Here’s the complete code for generating a response with citations using Ragie and OpenAI:


import OpenAI from "openai";
import { zodResponseFormat } from "openai/helpers/zod";
import { z } from "zod";
import { Ragie } from "ragie";
‍
const openai = new OpenAI({
  apiKey: process.env["OPENAI_API_KEY"],
});

‍

const ragie = new Ragie({
  auth: process.env["RAGIE_API_KEY"],
});

‍

export const citedResponseSchema = z.object({
  usedDocumentIds: z
    .array(
      z
        .string()
        .describe(
          "The document_id of a chunk that was used as part of the generated response"
        )
    )
    .describe(
      "The document_ids of the chunks used to generate the response. document_ids of chunks not used in the response are not included in this list"
    ),
  message: z.string().describe("The response message"),
});

‍

const createSystemMessage = (chunks: string[]) => `
  <YOUR SYSTEM MESSAGE>

  Here are relevant chunks that you can use to respond to the user. Remember to incorporate this information into your responses.
  ${chunks}
`;

‍

export async function generateCompletionWithCitations(query: string) {
  const chunks = await ragie.retrievals.retrieve({
    query,
    rerank: true,
    topK: 6,
    maxChunksPerDocument: 4,
  });

  const chunkText = chunks.scoredChunks.map((chunk) => JSON.stringify(chunk));

  const completion = await openai.beta.chat.completions.parse({
    model: "gpt-4o-2024-08-06",
    temperature: 0.3,
    messages: [
      { role: "system", content: createSystemMessage(chunkText) },
      { role: "user", content: query },
    ],
    response_format: zodResponseFormat(citedResponseSchema, "citedResponse"),
  });

‍

  const parseOutput = async (output: { message: string; usedDocumentIds: string[] } | null) => {

    if (!output) return "";
    
    const citedDocs = output.usedDocumentIds.map((docId) => {
      const doc = chunks.scoredChunks.find((chunk) => chunk.document_id === docId);

      return doc ? `<a href="${doc.metadata.source_url}">${doc.metadata.name}</a>` : "Unknown Source";
    });

    return `${output.message} Cited from: ${citedDocs.join(", ")}`;
  };

‍
  return parseOutput(completion.choices[0].message.parsed);
}

Usage Example

Suppose a user asks: “What are the latest sustainability goals outlined by Company X?” The system retrieves relevant document chunks from Company X's 10-K filing in Ragie, passes them to OpenAI to generate a response, and includes a citation to the source document.

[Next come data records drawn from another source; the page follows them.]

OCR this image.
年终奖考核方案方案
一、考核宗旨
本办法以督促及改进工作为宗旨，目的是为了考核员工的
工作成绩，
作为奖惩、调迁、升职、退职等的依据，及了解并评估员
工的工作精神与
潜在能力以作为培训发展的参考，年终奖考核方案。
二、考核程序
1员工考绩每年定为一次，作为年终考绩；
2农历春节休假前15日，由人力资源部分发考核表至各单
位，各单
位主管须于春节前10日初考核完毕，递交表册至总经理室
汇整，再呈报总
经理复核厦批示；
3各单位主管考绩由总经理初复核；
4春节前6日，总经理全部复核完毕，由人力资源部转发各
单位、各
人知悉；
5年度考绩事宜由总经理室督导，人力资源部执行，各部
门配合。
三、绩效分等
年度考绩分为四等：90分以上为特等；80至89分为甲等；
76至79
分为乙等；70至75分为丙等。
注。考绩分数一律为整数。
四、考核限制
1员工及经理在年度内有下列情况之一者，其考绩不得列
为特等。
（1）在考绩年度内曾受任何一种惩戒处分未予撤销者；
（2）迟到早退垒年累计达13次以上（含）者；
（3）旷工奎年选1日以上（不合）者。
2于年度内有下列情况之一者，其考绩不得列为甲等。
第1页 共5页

The output might look like:

“Company X has outlined key sustainability targets, including a 25% reduction in emissions by 2030. Cited from Company X 2023 10-K Report.”

Conclusion

This recipe demonstrates how to use Ragie with OpenAI to cite responses, adding credibility to generated content. Try integrating this set up in your own applications for source-backed responses.